HESI LPN
HESI Fundamentals Exam
1. When transferring a client to a long-term care facility, what information should the nurse include in the handoff report?
- A. Frequency of previous vital sign measurements
- B. Number of family members who have visited
- C. Time of the client's last bath
- D. Effectiveness of the last dose of pain medication
Correct answer: D
Rationale: The correct answer is D: 'Effectiveness of the last dose of pain medication.' When transferring a client to a long-term care facility, it is crucial to provide information on the effectiveness of the last dose of pain medication to ensure continuity of care and appropriate pain management. This information helps the receiving facility understand the client's current pain status and plan future interventions accordingly. Choices A, B, and C are less relevant for the handoff report in this scenario. The frequency of previous vital sign measurements may be important, but the immediate effectiveness of pain medication takes precedence. The number of family members who have visited and the time of the client's last bath are not as critical for the receiving facility's immediate care planning compared to pain management details.
2. A nurse on a medical unit is preparing to discharge a client to home. Which of the following actions should the nurse take as part of the medication reconciliation process?
- A. Compare prescriptions with medications the client received during hospitalization.
- B. Only review the client’s current medications.
- C. Provide a list of medications without checking for interactions.

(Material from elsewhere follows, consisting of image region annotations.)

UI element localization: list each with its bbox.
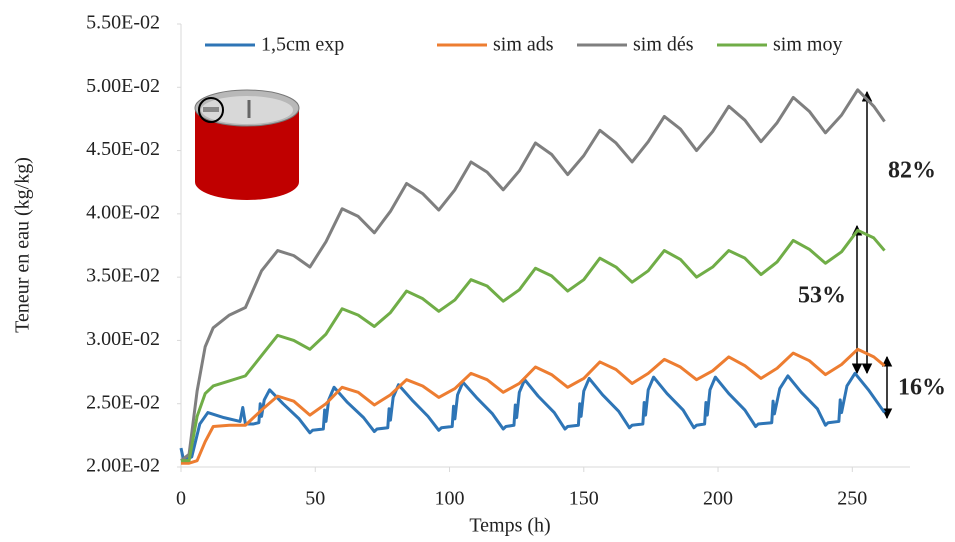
x-tick-label: 200 bbox=[703, 488, 733, 510]
series-line bbox=[181, 228, 886, 463]
legend-label: sim dés bbox=[633, 34, 694, 56]
y-axis-title: Teneur en eau (kg/kg) bbox=[12, 157, 34, 333]
inset-image bbox=[194, 89, 300, 200]
series-line bbox=[179, 371, 886, 463]
y-tick-label: 3.50E-02 bbox=[86, 265, 160, 287]
y-tick-label: 2.00E-02 bbox=[86, 455, 160, 477]
series-line bbox=[181, 347, 886, 465]
y-tick-label: 4.50E-02 bbox=[86, 138, 160, 160]
x-axis-title: Temps (h) bbox=[469, 515, 550, 537]
y-tick-label: 5.50E-02 bbox=[86, 12, 160, 34]
series-line bbox=[180, 88, 886, 462]
x-tick-label: 150 bbox=[569, 488, 599, 510]
y-tick-label: 5.00E-02 bbox=[86, 75, 160, 97]
annotation: 53% bbox=[798, 283, 846, 309]
y-tick-label: 2.50E-02 bbox=[86, 391, 160, 413]
y-tick-label: 4.00E-02 bbox=[86, 201, 160, 223]
x-tick-label: 250 bbox=[837, 488, 867, 510]
annotation: 16% bbox=[898, 375, 946, 401]
annotation-arrows bbox=[851, 90, 893, 420]
annotation: 82% bbox=[888, 158, 936, 184]
x-tick-label: 50 bbox=[305, 488, 325, 510]
x-tick-label: 0 bbox=[176, 488, 186, 510]
legend-label: 1,5cm exp bbox=[261, 34, 344, 56]
legend-label: sim ads bbox=[493, 34, 554, 56]
legend-label: sim moy bbox=[773, 34, 842, 56]
x-tick-label: 100 bbox=[435, 488, 465, 510]
y-tick-label: 3.00E-02 bbox=[86, 328, 160, 350]
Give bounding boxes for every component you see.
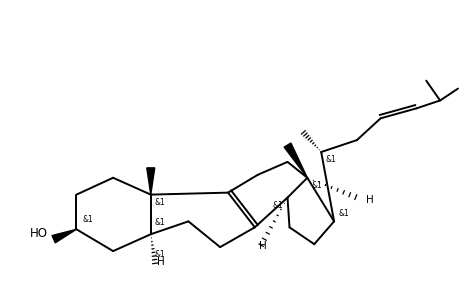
Text: &1: &1 bbox=[311, 181, 322, 190]
Text: H: H bbox=[157, 257, 165, 267]
Text: &1: &1 bbox=[155, 198, 166, 207]
Polygon shape bbox=[52, 229, 76, 243]
Polygon shape bbox=[284, 143, 307, 178]
Text: &1: &1 bbox=[338, 209, 349, 218]
Text: &1: &1 bbox=[155, 249, 166, 259]
Text: &1: &1 bbox=[273, 201, 284, 210]
Text: H: H bbox=[366, 195, 374, 205]
Text: &1: &1 bbox=[325, 156, 336, 164]
Polygon shape bbox=[147, 168, 155, 195]
Text: &1: &1 bbox=[155, 218, 166, 227]
Text: HO: HO bbox=[30, 227, 48, 240]
Text: H: H bbox=[259, 241, 266, 251]
Text: &1: &1 bbox=[83, 215, 93, 224]
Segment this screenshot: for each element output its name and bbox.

- D. Discuss the client’s medication history without verification.
Correct answer: A
Rationale: The correct answer is A: Compare prescriptions with medications the client received during hospitalization. This step is crucial in ensuring the accuracy of medication reconciliation. By comparing the current prescriptions with the medications administered during the hospital stay, the nurse can identify any discrepancies, omissions, or duplications in the medications. This comprehensive comparison helps prevent medication errors and ensures that the client's home medications align with the treatment received in the hospital. Choice B is incorrect because solely reviewing the client's current medications may overlook important changes or additions made during the hospitalization. Choice C is incorrect as providing a list of medications without checking for interactions can lead to potential adverse effects or drug interactions. Choice D is incorrect as discussing the client's medication history without verification may not provide an accurate representation of the medications the client actually received during the hospital stay.
3. A male Native American presents to the clinic with complaints of frequent abdominal cramping and nausea. He states that he has chronic constipation and had not had a bowel movement in five days, despite trying several home remedies. Which intervention is most important for the nurse to implement?
- A. Evaluate the stool samples for the presence of blood
- B. Assess for the presence of an impaction
- C. Determine which home remedies were used
- D. Obtain a list of prescribed medications
Correct answer: B
Rationale: Assessing for impaction is crucial as it is a common cause of constipation and abdominal discomfort. In this scenario, the patient's symptoms of chronic constipation and no bowel movement for five days despite trying home remedies indicate a potential impaction that needs to be assessed. Evaluating stool samples for blood, determining the home remedies used, or obtaining a list of prescribed medications, while potentially relevant, are not as urgent as assessing for impaction in this situation.
4. The patient is admitted to a skilled care unit for rehabilitation after the surgical procedure of fixation of a fractured left hip. The patient's nursing diagnosis is Impaired physical mobility related to musculoskeletal impairment from surgery and pain with movement. The patient is able to use a walker but needs assistance ambulating and transferring from the bed to the chair. Which nursing intervention is most appropriate for this patient?
- A. Obtain assistance and physically transfer the patient to the chair.
- B. Assist with ambulation and measure how far the patient walks.
- C. Give pain medication after ambulation so the patient will have a clear mind.
- D. Bring the patient to the cafeteria for group instruction on ambulation.
Correct answer: B
Rationale: The most appropriate nursing intervention for this patient is to assist with ambulation and measure how far the patient walks. This intervention helps quantify the patient's progress in mobility and rehabilitation. Choice A is incorrect because physically transferring the patient does not focus on promoting independence or assessing progress. Choice C is inappropriate as pain medication should be given based on scheduled times or as needed, not specifically after ambulation. Choice D is not suitable as group instruction on ambulation is not as individualized or focused on the patient's current needs and abilities.
5. Why should a client with an ileal conduit be instructed to empty the collection device frequently?
- A. Force urine to back up into the kidneys.
- B. Suppress production of urine.
- C. Cause the device to pull away from the skin.
- D. Tear the ileal conduit
Correct answer: C
Rationale: A full urine collection bag can cause the device to pull away from the skin, leading to potential leakage and skin irritation. Choice A is incorrect because a full urine collection bag does not force urine to back up into the kidneys. Choice B is incorrect as a full collection bag does not suppress the production of urine. Choice D is incorrect as a full collection bag is unlikely to tear the ileal conduit.